One is the now discontinued auditing of prescription drugs. It is probably not well known that, until the early 1990s, family health services authorities and their predecessors, in co-operation with the Pharmaceutical Society, regularly collected random samples of dispensed medicines awaiting collection at community pharmacies and had them analysed for quality and quantity.

An equally robust system of clinical audit continues to operate for general dental services. Dental reference officers from the dental practices board have, since time immemorial, randomly selected NHS dental patients and invited them to attend for a second check on the work carried out, or proposed, by their dentists.
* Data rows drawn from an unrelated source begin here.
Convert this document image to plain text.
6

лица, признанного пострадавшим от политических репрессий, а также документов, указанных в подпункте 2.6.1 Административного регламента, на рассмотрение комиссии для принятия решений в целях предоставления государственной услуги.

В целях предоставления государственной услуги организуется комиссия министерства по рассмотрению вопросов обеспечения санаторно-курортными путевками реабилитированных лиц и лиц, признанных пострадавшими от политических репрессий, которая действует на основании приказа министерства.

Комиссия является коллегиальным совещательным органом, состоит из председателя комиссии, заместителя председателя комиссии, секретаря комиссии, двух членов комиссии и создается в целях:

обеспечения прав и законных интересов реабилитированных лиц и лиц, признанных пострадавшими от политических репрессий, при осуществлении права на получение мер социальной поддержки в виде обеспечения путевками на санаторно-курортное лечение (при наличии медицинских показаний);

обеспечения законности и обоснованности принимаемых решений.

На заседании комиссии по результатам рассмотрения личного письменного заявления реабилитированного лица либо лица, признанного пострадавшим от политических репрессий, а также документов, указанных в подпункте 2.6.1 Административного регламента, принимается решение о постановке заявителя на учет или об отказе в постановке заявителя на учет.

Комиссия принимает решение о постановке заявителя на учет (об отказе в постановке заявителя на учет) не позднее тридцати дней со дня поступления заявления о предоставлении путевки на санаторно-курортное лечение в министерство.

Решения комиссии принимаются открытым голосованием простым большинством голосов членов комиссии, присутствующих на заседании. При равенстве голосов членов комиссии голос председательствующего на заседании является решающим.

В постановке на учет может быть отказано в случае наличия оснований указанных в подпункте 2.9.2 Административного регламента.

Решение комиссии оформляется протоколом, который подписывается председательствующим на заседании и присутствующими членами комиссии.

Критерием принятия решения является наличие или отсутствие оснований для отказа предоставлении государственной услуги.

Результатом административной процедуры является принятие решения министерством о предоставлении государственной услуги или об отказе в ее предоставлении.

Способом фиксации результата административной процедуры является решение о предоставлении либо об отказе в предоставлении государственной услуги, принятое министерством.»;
Surely it is sensible and reasonable to extend this kind of random audit to cover the complete range of healthcare provided under the NHS. Why shouldn't a small percentage of every doctor's caseload be subject to an unannounced second check? A recent suggestion that health authority medical advisers might lurk outside GPs' surgeries and invite emerging patients to a mobile surgery nearby - to confirm any diagnosis and verify the appropriateness of the prescription - might be a little over-dramatic. But couldn't something similar be devised without too much difficulty?

Only a crank would seriously suggest that doctors do no good at all, but the public's scepticism will not be reduced nor its confidence restored without a clear demonstration that standards are to be rigorously audited in future. NICE promises that this will be achieved - it remains to be seen whether that promise will be fulfilled.